After splitting PR validation and release-only workflow responsibilities, ci.yml still allowed build-release to run on prerelease tags because the workflow trigger matched v*.*.* and the stable-tag filter only existed on downstream publish jobs.
PR 25 had an unresolved review thread calling out that prerelease tags such as v1.2.3-rc.1 could still build and upload stable release artifacts even though later publish jobs correctly skipped them.
Decision:
Add a job-level guard on build-release so prerelease tags are excluded at the point stable release artifacts would otherwise be created.
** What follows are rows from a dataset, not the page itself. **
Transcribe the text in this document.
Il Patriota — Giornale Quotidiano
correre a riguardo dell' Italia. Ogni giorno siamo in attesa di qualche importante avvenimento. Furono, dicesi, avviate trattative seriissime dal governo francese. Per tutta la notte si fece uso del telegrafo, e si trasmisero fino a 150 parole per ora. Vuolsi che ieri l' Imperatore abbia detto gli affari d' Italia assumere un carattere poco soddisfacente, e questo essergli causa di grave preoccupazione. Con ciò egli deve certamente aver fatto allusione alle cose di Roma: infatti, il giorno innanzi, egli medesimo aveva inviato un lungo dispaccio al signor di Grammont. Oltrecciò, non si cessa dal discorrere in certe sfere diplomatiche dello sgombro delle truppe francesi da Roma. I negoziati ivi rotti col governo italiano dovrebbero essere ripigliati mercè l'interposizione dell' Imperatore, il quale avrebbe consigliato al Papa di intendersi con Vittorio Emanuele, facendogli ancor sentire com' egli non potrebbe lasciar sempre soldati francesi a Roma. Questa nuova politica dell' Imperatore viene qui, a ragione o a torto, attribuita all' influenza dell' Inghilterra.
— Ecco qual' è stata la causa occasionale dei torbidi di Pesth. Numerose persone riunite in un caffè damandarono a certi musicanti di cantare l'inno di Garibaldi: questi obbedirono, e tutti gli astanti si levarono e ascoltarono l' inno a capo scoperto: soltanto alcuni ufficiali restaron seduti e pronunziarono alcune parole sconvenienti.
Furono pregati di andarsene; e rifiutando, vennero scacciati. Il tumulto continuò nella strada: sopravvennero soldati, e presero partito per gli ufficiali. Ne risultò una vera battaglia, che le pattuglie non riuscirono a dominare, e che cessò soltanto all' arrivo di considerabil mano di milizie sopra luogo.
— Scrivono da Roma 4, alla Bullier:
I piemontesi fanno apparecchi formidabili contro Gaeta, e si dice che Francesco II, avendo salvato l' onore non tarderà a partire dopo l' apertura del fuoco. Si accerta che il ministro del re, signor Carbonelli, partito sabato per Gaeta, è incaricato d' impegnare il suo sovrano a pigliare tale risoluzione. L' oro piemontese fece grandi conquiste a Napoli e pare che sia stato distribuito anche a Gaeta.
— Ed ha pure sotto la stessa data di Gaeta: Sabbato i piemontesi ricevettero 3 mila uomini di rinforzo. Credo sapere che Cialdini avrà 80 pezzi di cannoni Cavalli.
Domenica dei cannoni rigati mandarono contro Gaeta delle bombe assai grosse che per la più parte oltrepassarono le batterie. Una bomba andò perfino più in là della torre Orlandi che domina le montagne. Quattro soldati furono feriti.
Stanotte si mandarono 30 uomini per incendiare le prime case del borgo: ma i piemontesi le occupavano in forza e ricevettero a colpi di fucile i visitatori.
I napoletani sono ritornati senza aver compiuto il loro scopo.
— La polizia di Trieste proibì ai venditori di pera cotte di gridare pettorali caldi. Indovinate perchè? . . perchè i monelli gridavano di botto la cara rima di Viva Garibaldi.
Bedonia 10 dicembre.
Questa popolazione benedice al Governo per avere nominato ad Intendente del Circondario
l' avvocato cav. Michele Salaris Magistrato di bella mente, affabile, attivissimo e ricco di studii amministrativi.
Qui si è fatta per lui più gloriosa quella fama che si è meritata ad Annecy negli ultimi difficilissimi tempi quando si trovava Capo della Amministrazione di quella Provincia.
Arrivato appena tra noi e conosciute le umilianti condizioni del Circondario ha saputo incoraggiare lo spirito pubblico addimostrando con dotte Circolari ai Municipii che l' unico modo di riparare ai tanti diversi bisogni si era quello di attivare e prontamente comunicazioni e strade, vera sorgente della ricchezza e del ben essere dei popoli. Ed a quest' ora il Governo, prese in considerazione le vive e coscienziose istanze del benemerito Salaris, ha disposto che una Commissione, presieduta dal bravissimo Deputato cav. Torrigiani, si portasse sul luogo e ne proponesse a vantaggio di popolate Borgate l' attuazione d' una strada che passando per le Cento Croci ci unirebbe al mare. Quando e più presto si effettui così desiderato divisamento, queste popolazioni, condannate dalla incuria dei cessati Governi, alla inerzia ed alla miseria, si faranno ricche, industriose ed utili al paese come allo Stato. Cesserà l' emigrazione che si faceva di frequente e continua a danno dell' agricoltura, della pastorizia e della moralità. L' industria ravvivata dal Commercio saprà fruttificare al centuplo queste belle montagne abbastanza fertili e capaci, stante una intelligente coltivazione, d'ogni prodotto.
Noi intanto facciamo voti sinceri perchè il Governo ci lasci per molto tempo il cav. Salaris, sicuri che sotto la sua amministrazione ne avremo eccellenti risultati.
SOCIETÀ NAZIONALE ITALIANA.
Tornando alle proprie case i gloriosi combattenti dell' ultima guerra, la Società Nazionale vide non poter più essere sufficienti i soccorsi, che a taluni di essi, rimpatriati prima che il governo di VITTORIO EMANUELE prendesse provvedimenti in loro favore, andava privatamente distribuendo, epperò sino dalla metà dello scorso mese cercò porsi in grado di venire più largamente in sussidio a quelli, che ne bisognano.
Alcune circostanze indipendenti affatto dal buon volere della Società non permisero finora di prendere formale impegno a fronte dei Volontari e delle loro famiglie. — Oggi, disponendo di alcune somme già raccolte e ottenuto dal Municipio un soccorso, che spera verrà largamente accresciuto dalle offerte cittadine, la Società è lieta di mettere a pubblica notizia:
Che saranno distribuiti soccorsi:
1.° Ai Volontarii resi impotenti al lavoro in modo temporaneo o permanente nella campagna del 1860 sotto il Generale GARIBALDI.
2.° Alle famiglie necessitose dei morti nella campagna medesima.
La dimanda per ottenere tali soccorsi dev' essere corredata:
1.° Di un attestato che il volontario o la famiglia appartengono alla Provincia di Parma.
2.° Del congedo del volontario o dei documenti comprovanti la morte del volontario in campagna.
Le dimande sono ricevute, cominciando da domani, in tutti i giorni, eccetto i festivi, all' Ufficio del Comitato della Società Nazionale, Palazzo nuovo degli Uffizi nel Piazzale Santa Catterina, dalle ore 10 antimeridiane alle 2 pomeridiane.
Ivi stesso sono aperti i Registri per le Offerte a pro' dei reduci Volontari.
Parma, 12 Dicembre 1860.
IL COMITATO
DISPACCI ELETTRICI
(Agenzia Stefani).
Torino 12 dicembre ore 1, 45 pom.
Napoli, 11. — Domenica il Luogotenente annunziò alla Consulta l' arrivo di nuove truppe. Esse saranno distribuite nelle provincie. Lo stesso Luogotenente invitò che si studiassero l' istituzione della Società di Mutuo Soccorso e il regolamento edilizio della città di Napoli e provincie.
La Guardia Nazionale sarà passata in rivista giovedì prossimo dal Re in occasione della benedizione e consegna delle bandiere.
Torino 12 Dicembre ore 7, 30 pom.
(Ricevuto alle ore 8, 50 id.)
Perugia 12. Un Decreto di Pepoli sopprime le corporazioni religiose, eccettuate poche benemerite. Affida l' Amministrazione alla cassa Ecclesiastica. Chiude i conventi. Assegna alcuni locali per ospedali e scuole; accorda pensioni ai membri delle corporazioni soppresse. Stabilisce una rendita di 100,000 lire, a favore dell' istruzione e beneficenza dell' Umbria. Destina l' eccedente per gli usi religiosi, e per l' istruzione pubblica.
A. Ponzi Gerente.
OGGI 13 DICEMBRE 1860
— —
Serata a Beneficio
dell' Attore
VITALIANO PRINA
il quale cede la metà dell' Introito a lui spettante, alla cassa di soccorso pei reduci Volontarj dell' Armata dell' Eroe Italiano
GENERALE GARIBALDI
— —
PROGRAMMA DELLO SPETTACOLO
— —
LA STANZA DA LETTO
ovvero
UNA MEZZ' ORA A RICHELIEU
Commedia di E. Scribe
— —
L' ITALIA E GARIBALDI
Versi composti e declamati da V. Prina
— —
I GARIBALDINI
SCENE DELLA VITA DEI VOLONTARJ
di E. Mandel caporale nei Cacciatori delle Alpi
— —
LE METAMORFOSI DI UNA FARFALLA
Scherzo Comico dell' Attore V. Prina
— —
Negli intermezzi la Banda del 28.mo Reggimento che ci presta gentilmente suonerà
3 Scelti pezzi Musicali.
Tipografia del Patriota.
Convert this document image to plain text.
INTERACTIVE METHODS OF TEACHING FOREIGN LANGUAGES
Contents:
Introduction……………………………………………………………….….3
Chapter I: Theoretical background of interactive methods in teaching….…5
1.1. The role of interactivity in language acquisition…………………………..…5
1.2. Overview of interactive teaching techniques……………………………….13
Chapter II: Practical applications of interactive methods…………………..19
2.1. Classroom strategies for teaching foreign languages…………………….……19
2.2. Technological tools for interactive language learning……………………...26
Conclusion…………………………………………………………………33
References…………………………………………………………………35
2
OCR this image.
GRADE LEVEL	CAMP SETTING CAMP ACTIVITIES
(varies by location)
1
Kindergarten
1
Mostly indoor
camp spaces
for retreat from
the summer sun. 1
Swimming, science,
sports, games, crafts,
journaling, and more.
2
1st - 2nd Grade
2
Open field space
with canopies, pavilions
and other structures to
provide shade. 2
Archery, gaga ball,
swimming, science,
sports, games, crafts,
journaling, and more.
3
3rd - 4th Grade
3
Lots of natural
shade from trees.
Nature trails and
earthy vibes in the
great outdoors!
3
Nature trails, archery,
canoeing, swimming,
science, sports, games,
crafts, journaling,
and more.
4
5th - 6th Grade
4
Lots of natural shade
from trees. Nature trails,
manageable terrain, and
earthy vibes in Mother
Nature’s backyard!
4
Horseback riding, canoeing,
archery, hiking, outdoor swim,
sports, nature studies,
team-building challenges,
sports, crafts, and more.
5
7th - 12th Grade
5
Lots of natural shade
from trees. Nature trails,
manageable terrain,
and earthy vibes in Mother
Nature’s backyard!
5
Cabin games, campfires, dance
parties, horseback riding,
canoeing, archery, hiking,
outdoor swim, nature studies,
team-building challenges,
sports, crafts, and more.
Update the devops instruction file to require stable-tag exclusion at the job boundary, not only in downstream publish steps.
Consequences:
Stable release artifact creation now matches the stable-tag-only contract already used by the later publish jobs.
Prerelease tags no longer produce misleading stable release artifacts in ci.yml.
The PR thread can be resolved with an actual workflow fix rather than an explanation-only response.
Follow-up:
Keep future release-only tag jobs aligned on the same prerelease exclusion rule.
If prerelease artifact publication is needed later, add an explicit prerelease path instead of letting the stable release path partially run.
Close the remaining actionable PR feedback item on release-tag behavior with a minimal workflow fix.
Design notes:
The change is intentionally narrow: it preserves the existing trigger surface and downstream stable-release guards, and adds the missing stable-tag filter to the release-artifact job itself.
Test coverage summary:
Reran just instruction-drift.
Reran just ci.
Reran just ui-e2e.
Observability updates:
No runtime observability surfaces changed; this work only tightens release workflow orchestration.
Stale-policy check:
Reviewed AGENTS.md, .github/workflows/ci.yml, and .github/instructions/devops.instructions.md.
Drift was found: the documented stable-release-only tag intent was not enforced uniformly because build-release still ran on prerelease tags.
Removed that contradiction by adding the prerelease tag guard to build-release and documenting the rule in the devops instruction file.
Risk & rollback plan:
Risk is limited to release automation; an overly broad guard could skip legitimate stable release builds.
Rollback is a revert of this commit if stable tags stop producing release artifacts unexpectedly.
Dependency rationale:
No new dependencies were added.
The fix stays within the existing workflow and policy files rather than introducing new release automation layers.